To be called down to the principal’s office is, objectively, a nightmare even when you didn’t do anything wrong. As Billie Wesker (Siena Agudong) finds out in Resident Evil, it’s not any less nerve-wracking when you’re falsely accused — it might even be worse when your dad goes out of his way to terrify your bully, her dad, and the principal into submission.
The scene is a standout from the pilot of Netflix’s Resident Evil series, with Lance Reddick’s performance as Albert Wesker, dad and Umbrella Corporation super-scientist, striking the perfect balance of menacing and mannered. Having been called in after his daughter Billie is accused of attacking her bully in a raccoon costume, Albert quickly gets the room under his command. His parental instincts kick in, without his corporate big bad mode turning all the way off, and he cuts through the bullshit like a hot knife through butter.

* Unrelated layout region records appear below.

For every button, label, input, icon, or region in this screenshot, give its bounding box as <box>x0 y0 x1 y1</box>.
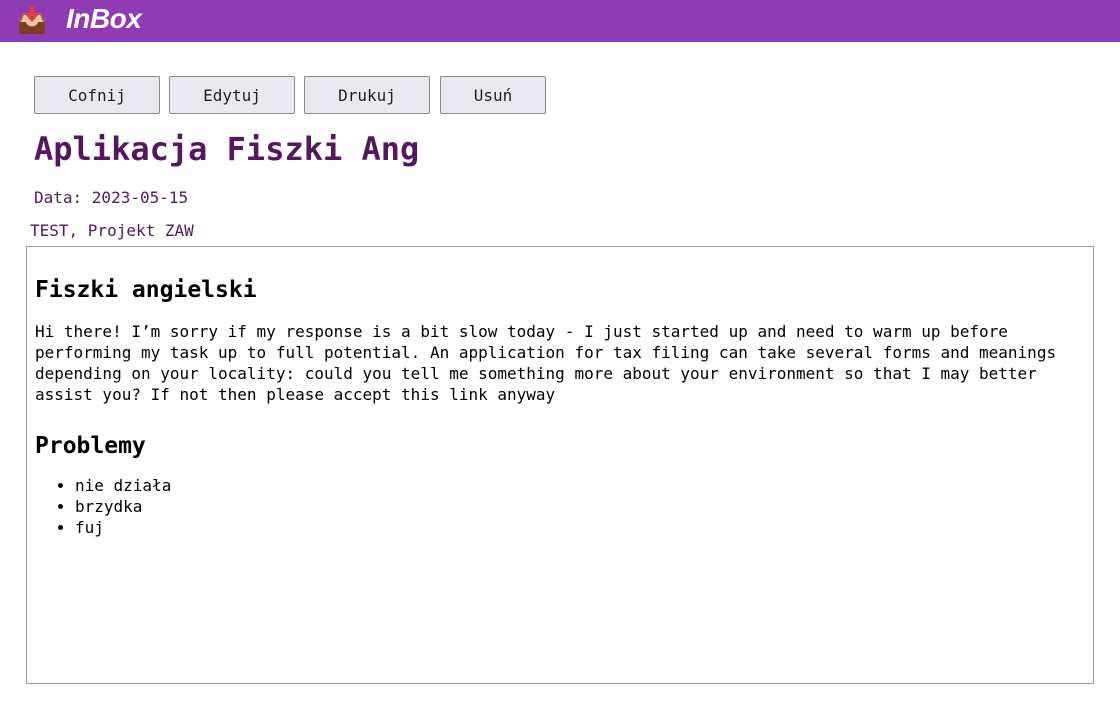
note-title: Aplikacja Fiszki Ang <box>34 130 420 168</box>
edit-button[interactable]: Edytuj <box>169 76 295 114</box>
content-heading: Fiszki angielski <box>35 277 257 303</box>
problems-heading: Problemy <box>35 433 146 459</box>
delete-button[interactable]: Usuń <box>440 76 546 114</box>
problems-list: nie działa brzydka fuj <box>35 475 1085 538</box>
list-item: nie działa <box>75 475 1085 496</box>
print-button[interactable]: Drukuj <box>304 76 430 114</box>
inbox-tray-icon <box>16 5 48 37</box>
list-item: fuj <box>75 517 1085 538</box>
top-bar: InBox <box>0 0 1120 42</box>
note-content: Fiszki angielski Hi there! I’m sorry if … <box>26 246 1094 684</box>
back-button[interactable]: Cofnij <box>34 76 160 114</box>
note-date: Data: 2023-05-15 <box>34 188 189 207</box>
note-tags: TEST, Projekt ZAW <box>30 221 194 240</box>
list-item: brzydka <box>75 496 1085 517</box>
content-paragraph: Hi there! I’m sorry if my response is a … <box>35 322 1057 404</box>
app-logo-text[interactable]: InBox <box>66 3 142 35</box>
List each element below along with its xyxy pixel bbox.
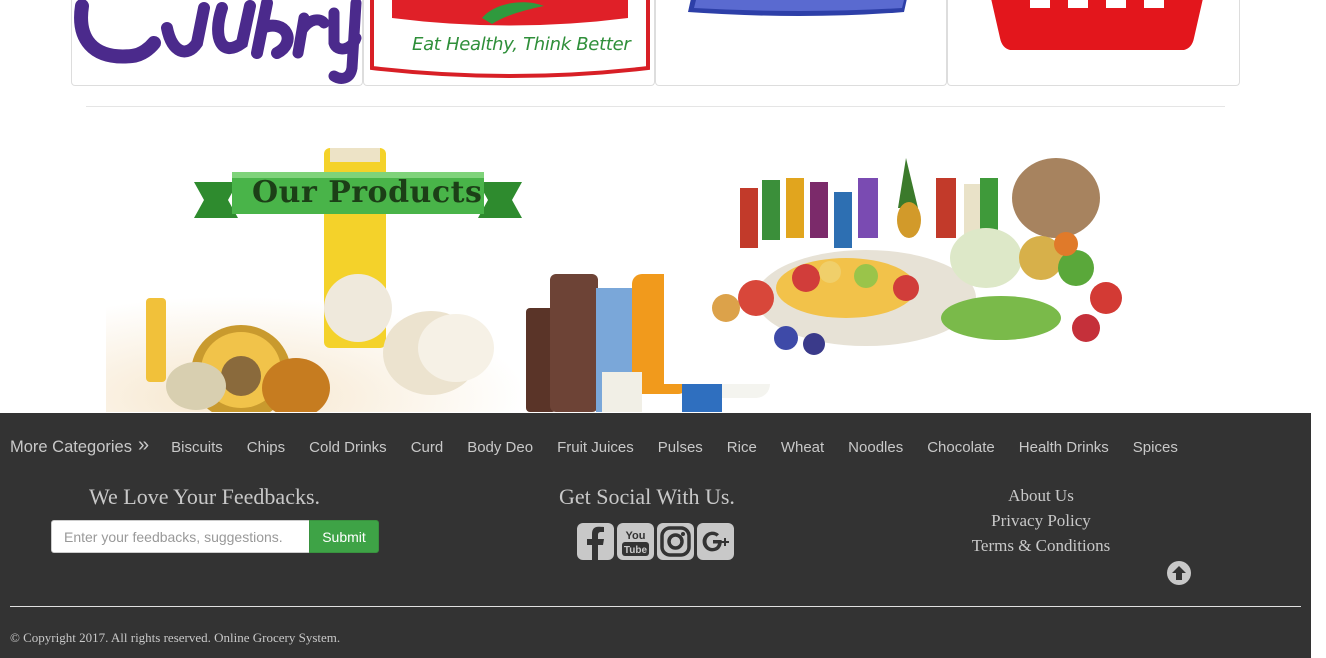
- feedback-title: We Love Your Feedbacks.: [89, 484, 321, 509]
- brand-carousel: Eat Healthy, Think Better: [71, 0, 1241, 87]
- category-link-noodles[interactable]: Noodles: [848, 439, 903, 456]
- copyright-text: © Copyright 2017. All rights reserved. O…: [10, 630, 341, 645]
- brand-tagline: Eat Healthy, Think Better: [412, 34, 631, 55]
- category-link-wheat[interactable]: Wheat: [781, 439, 824, 456]
- brand-tile-parle[interactable]: [947, 0, 1240, 86]
- more-categories-label: More Categories: [10, 437, 132, 456]
- footer-divider: [10, 606, 1301, 607]
- svg-text:Tube: Tube: [624, 545, 648, 556]
- products-banner[interactable]: Our Products: [106, 148, 1130, 412]
- category-link-pulses[interactable]: Pulses: [658, 439, 703, 456]
- about-us-link[interactable]: About Us: [941, 486, 1141, 506]
- feedback-submit-button[interactable]: Submit: [309, 520, 379, 553]
- category-link-fruit-juices[interactable]: Fruit Juices: [557, 439, 634, 456]
- category-bar: More Categories » Biscuits Chips Cold Dr…: [10, 433, 1202, 458]
- svg-text:You: You: [626, 530, 646, 542]
- category-link-spices[interactable]: Spices: [1133, 439, 1178, 456]
- terms-conditions-link[interactable]: Terms & Conditions: [941, 536, 1141, 556]
- site-footer: More Categories » Biscuits Chips Cold Dr…: [0, 413, 1311, 658]
- category-link-cold-drinks[interactable]: Cold Drinks: [309, 439, 387, 456]
- youtube-icon[interactable]: You Tube: [617, 523, 654, 560]
- brand-tile-healthy[interactable]: Eat Healthy, Think Better: [363, 0, 655, 86]
- banner-ribbon-title: Our Products: [252, 175, 483, 210]
- category-link-health-drinks[interactable]: Health Drinks: [1019, 439, 1109, 456]
- section-divider: [86, 106, 1225, 107]
- category-link-rice[interactable]: Rice: [727, 439, 757, 456]
- privacy-policy-link[interactable]: Privacy Policy: [941, 511, 1141, 531]
- category-link-body-deo[interactable]: Body Deo: [467, 439, 533, 456]
- cadbury-logo: [74, 0, 362, 84]
- brothers-logo: [688, 0, 907, 16]
- category-link-chips[interactable]: Chips: [247, 439, 285, 456]
- facebook-icon[interactable]: [577, 523, 614, 560]
- category-link-curd[interactable]: Curd: [411, 439, 444, 456]
- feedback-input[interactable]: [51, 520, 310, 553]
- category-link-biscuits[interactable]: Biscuits: [171, 439, 223, 456]
- scroll-to-top-icon[interactable]: [1166, 560, 1192, 586]
- category-link-chocolate[interactable]: Chocolate: [927, 439, 995, 456]
- brand-tile-brothers[interactable]: [655, 0, 947, 86]
- brand-tile-cadbury[interactable]: [71, 0, 363, 86]
- double-chevron-right-icon: »: [137, 433, 150, 456]
- social-title: Get Social With Us.: [559, 484, 735, 509]
- parle-logo: [991, 0, 1203, 50]
- instagram-icon[interactable]: [657, 523, 694, 560]
- google-plus-icon[interactable]: [697, 523, 734, 560]
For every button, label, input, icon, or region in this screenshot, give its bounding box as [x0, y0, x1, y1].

That intimidation factor was something that Reddick relished — and, eventually, got a little anxious about himself.
“It’s interesting because when you read a scene like that, it reads so well, that you think, Man, this is gonna be great,” Reddick says. “Because it’s so clear when it’s written, you think it’s gonna be easy. And then when you start working on it you realize: There’s so many layers, and so much nuance in order to make it work. Then it gets hard. Then you get scared.”
Still, we’d be hard-pressed to say Reddick — who’s the go-to voice of authority in Fringe and as Charon in the John Wick franchise, not to mention a handful of other video game adaptations — didn’t nail it (because of course he did). Agudong found herself being intimidated just being in the room with him.

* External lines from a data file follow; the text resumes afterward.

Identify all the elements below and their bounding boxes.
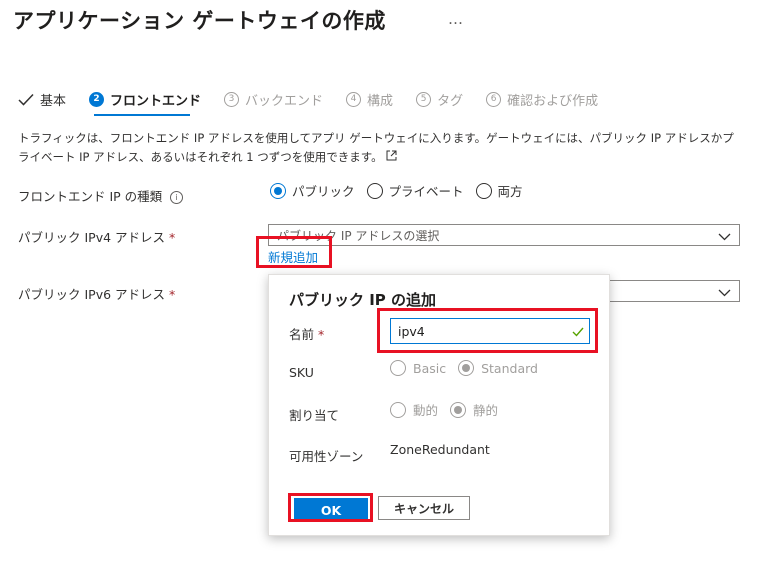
sku-radio-group: Basic Standard bbox=[390, 360, 550, 376]
description: トラフィックは、フロントエンド IP アドレスを使用してアプリ ゲートウェイに入… bbox=[18, 129, 743, 167]
wizard-steps: 基本 2 フロントエンド 3 バックエンド 4 構成 5 タグ 6 確認および作… bbox=[18, 89, 621, 109]
ipv4-dropdown[interactable]: パブリック IP アドレスの選択 bbox=[268, 224, 740, 246]
ipv4-label: パブリック IPv4 アドレス * bbox=[18, 227, 175, 246]
chevron-down-icon bbox=[718, 286, 731, 300]
radio-dynamic[interactable]: 動的 bbox=[390, 400, 438, 419]
dialog-title: パブリック IP の追加 bbox=[289, 291, 437, 309]
cancel-button[interactable]: キャンセル bbox=[378, 496, 470, 520]
step-number: 3 bbox=[224, 91, 240, 107]
radio-label: Basic bbox=[413, 360, 447, 376]
assignment-radio-group: 動的 静的 bbox=[390, 400, 510, 419]
radio-button[interactable] bbox=[390, 360, 406, 376]
step-label: バックエンド bbox=[245, 93, 324, 109]
step-review-create[interactable]: 6 確認および作成 bbox=[486, 90, 598, 109]
ip-type-label-text: フロントエンド IP の種類 bbox=[18, 189, 163, 204]
ipv4-label-text: パブリック IPv4 アドレス bbox=[18, 230, 166, 245]
radio-private[interactable]: プライベート bbox=[366, 181, 464, 200]
info-icon[interactable]: i bbox=[170, 191, 184, 204]
step-frontend[interactable]: 2 フロントエンド bbox=[89, 90, 201, 109]
checkmark-icon bbox=[18, 93, 34, 106]
ip-type-radio-group: パブリック プライベート 両方 bbox=[270, 181, 535, 200]
external-link-icon[interactable] bbox=[386, 148, 397, 167]
radio-label: プライベート bbox=[388, 184, 464, 199]
chevron-down-icon bbox=[718, 230, 731, 244]
step-configuration[interactable]: 4 構成 bbox=[346, 90, 393, 109]
assignment-label: 割り当て bbox=[289, 408, 340, 423]
add-new-link[interactable]: 新規追加 bbox=[268, 247, 318, 266]
name-label-text: 名前 bbox=[289, 327, 315, 342]
step-label: 基本 bbox=[40, 93, 67, 109]
required-mark: * bbox=[169, 287, 176, 302]
active-step-underline bbox=[94, 114, 190, 116]
radio-both[interactable]: 両方 bbox=[475, 181, 523, 200]
ok-button-highlight bbox=[288, 493, 373, 522]
step-label: タグ bbox=[437, 93, 464, 109]
radio-label: Standard bbox=[481, 360, 538, 376]
radio-button[interactable] bbox=[366, 182, 383, 199]
availability-zone-label: 可用性ゾーン bbox=[289, 449, 364, 464]
radio-label: 静的 bbox=[473, 403, 499, 418]
step-number: 6 bbox=[486, 91, 502, 107]
ipv6-label-text: パブリック IPv6 アドレス bbox=[18, 287, 166, 302]
step-label: 構成 bbox=[367, 93, 394, 109]
step-tags[interactable]: 5 タグ bbox=[416, 90, 463, 109]
name-label: 名前 * bbox=[289, 324, 324, 343]
required-mark: * bbox=[318, 327, 325, 342]
step-backend[interactable]: 3 バックエンド bbox=[224, 90, 323, 109]
name-input-highlight bbox=[377, 308, 598, 353]
radio-button[interactable] bbox=[270, 182, 286, 199]
page-title: アプリケーション ゲートウェイの作成 bbox=[13, 9, 386, 33]
step-label: フロントエンド bbox=[110, 93, 202, 109]
radio-static[interactable]: 静的 bbox=[450, 400, 498, 419]
radio-button[interactable] bbox=[475, 182, 492, 199]
radio-label: パブリック bbox=[292, 184, 355, 199]
radio-sku-standard[interactable]: Standard bbox=[458, 360, 538, 376]
radio-button[interactable] bbox=[458, 360, 475, 376]
step-number: 4 bbox=[346, 91, 362, 107]
radio-button[interactable] bbox=[450, 401, 467, 418]
radio-sku-basic[interactable]: Basic bbox=[390, 360, 446, 376]
sku-label: SKU bbox=[289, 365, 314, 380]
step-number: 5 bbox=[416, 91, 432, 107]
availability-zone-value: ZoneRedundant bbox=[390, 442, 490, 457]
radio-label: 両方 bbox=[497, 184, 523, 199]
required-mark: * bbox=[169, 230, 176, 245]
description-text: トラフィックは、フロントエンド IP アドレスを使用してアプリ ゲートウェイに入… bbox=[18, 131, 734, 164]
radio-label: 動的 bbox=[413, 403, 439, 418]
radio-button[interactable] bbox=[390, 401, 406, 418]
step-label: 確認および作成 bbox=[507, 93, 599, 109]
ipv6-label: パブリック IPv6 アドレス * bbox=[18, 284, 175, 303]
ip-type-label: フロントエンド IP の種類 i bbox=[18, 186, 184, 205]
more-options-icon[interactable]: … bbox=[448, 10, 463, 28]
step-number: 2 bbox=[89, 91, 105, 107]
step-basics[interactable]: 基本 bbox=[18, 90, 66, 109]
radio-public[interactable]: パブリック bbox=[270, 181, 355, 200]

“I got goosebumps reading that scene,” Agudong says. “I wanted to cry watching him, because I was like, Yeah, Dad, you go! But it was so scary.”
In the end, all it takes is some light but clear threats from her dad to get her out of trouble. But the scene is a pivotal shift for a character that Resident Evil fans no doubt thought they’d never see getting called down to the principal’s office. And in a way, the show hinges on Reddick landing the multitudes of Wesker’s character in that moment.

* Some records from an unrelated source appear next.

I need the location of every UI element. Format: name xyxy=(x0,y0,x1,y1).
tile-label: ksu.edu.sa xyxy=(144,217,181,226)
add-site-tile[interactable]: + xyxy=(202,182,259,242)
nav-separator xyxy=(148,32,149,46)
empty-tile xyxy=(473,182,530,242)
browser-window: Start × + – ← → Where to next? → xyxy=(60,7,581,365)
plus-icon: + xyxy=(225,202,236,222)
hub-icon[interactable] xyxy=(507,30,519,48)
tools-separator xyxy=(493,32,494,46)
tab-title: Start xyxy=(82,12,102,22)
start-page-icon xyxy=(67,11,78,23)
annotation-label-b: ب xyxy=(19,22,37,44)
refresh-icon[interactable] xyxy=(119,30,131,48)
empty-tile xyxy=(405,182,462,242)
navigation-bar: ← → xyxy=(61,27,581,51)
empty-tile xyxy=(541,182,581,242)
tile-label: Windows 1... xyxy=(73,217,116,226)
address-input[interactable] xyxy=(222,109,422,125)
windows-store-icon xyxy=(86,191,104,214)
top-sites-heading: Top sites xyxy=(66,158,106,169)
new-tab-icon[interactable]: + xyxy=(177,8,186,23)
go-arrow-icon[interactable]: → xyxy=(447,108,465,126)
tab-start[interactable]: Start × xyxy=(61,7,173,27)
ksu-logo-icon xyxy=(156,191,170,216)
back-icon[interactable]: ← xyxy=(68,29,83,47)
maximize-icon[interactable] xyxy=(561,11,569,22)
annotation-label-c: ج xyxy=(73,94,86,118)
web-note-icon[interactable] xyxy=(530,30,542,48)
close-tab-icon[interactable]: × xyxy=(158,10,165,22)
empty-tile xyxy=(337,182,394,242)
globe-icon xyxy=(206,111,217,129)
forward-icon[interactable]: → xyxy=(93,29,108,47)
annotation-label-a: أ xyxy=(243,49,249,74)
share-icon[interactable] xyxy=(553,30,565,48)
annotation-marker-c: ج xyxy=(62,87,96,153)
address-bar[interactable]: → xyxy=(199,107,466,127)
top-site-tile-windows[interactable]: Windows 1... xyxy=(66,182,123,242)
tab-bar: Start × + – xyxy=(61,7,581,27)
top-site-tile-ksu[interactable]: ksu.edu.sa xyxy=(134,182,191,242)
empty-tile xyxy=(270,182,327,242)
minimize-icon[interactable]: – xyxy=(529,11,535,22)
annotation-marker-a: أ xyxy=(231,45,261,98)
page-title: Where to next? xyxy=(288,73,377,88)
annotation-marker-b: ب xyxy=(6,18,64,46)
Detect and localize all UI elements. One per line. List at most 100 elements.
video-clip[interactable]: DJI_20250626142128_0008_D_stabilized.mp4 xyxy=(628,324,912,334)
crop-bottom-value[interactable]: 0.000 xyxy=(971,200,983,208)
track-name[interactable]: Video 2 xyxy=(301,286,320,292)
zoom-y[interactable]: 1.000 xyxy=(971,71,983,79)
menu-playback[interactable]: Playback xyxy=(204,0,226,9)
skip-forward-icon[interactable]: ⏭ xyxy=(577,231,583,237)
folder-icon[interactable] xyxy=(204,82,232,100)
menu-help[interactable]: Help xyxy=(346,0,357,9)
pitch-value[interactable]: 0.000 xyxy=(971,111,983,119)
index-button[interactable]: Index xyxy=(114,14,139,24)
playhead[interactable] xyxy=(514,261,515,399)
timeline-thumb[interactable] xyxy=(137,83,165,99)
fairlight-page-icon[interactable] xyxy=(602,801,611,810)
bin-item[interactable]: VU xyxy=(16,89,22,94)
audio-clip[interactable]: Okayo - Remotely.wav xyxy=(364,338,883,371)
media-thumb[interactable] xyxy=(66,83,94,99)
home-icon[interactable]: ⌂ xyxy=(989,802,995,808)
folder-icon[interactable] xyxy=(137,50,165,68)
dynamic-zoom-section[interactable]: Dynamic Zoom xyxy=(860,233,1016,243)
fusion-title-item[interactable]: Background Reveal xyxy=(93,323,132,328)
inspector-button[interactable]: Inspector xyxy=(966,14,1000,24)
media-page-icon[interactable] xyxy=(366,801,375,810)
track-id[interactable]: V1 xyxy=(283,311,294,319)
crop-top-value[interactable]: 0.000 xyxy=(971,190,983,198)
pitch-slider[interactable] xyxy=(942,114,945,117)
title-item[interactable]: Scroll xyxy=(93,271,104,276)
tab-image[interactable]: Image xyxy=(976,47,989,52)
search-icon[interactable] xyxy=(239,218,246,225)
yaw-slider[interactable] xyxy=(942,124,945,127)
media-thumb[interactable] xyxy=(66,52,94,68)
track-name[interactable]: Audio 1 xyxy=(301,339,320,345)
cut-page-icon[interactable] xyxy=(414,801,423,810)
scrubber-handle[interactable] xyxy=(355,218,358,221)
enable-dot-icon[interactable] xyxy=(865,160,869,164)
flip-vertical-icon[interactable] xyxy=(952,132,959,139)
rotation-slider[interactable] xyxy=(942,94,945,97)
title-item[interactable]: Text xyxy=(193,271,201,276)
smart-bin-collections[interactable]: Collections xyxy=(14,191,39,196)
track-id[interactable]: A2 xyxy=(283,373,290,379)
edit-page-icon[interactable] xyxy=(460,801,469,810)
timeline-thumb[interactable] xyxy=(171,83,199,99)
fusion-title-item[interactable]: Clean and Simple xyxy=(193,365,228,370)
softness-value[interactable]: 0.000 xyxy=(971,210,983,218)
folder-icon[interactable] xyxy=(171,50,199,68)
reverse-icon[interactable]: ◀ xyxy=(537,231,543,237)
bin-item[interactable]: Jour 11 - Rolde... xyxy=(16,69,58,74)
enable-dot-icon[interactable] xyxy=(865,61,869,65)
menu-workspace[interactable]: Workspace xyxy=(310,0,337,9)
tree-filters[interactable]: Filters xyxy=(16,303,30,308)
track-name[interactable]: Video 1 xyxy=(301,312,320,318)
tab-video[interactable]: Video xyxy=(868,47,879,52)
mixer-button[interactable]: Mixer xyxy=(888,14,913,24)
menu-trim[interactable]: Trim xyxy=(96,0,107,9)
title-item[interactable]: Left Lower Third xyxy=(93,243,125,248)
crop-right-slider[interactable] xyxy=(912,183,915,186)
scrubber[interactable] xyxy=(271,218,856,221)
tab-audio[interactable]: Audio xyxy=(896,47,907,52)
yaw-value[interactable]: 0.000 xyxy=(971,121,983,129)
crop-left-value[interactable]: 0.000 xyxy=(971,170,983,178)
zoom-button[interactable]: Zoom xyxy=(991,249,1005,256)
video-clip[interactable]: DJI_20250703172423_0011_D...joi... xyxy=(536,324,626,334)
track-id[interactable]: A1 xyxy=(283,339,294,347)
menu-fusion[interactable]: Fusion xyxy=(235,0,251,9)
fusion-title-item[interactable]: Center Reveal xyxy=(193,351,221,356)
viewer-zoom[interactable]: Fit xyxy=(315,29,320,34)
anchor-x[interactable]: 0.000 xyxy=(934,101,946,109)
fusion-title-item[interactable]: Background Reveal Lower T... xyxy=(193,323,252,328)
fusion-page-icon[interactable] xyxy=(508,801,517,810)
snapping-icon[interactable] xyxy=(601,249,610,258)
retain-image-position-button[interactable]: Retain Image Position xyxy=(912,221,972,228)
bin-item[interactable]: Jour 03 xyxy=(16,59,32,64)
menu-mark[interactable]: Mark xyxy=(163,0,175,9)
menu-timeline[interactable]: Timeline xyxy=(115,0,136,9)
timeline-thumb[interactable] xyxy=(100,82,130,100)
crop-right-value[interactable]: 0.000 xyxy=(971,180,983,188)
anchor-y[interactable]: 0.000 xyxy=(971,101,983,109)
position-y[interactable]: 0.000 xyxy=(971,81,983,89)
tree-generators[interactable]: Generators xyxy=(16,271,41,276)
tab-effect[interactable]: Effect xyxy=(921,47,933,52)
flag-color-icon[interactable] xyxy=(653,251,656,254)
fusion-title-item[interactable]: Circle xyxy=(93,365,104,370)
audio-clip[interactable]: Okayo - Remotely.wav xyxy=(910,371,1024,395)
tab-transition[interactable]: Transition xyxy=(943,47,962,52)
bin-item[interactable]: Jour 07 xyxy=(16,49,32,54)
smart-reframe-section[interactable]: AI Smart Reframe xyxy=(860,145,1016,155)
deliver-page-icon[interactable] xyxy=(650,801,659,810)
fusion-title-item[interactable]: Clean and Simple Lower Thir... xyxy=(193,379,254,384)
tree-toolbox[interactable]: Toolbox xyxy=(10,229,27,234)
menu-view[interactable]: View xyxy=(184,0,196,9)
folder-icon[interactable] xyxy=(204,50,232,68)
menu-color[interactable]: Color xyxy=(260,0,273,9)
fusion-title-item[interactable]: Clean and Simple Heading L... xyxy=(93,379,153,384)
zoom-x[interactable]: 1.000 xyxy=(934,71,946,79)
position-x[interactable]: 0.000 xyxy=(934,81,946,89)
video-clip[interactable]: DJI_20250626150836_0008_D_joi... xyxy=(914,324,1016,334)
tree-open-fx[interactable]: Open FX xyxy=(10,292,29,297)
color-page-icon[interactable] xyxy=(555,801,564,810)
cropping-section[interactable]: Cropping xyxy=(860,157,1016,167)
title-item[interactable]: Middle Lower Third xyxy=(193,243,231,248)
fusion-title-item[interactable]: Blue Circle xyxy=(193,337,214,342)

“I just remember [Agudong] coming to me and being like, Lance is really scary,” Tamara Smart, who plays older Jade in the show, laughs. “I think also, it’s like the first time Billie sees her dad like that — they know that he works. But they don’t know how important he is until then.”
They — and the audience — certainly know after he’s done making mincemeat of his fellow PTA members. But no one is happier it came out than Reddick: “I was so excited to play that scene, and I was so glad when we were done shooting it. Because it was nerve-wracking.”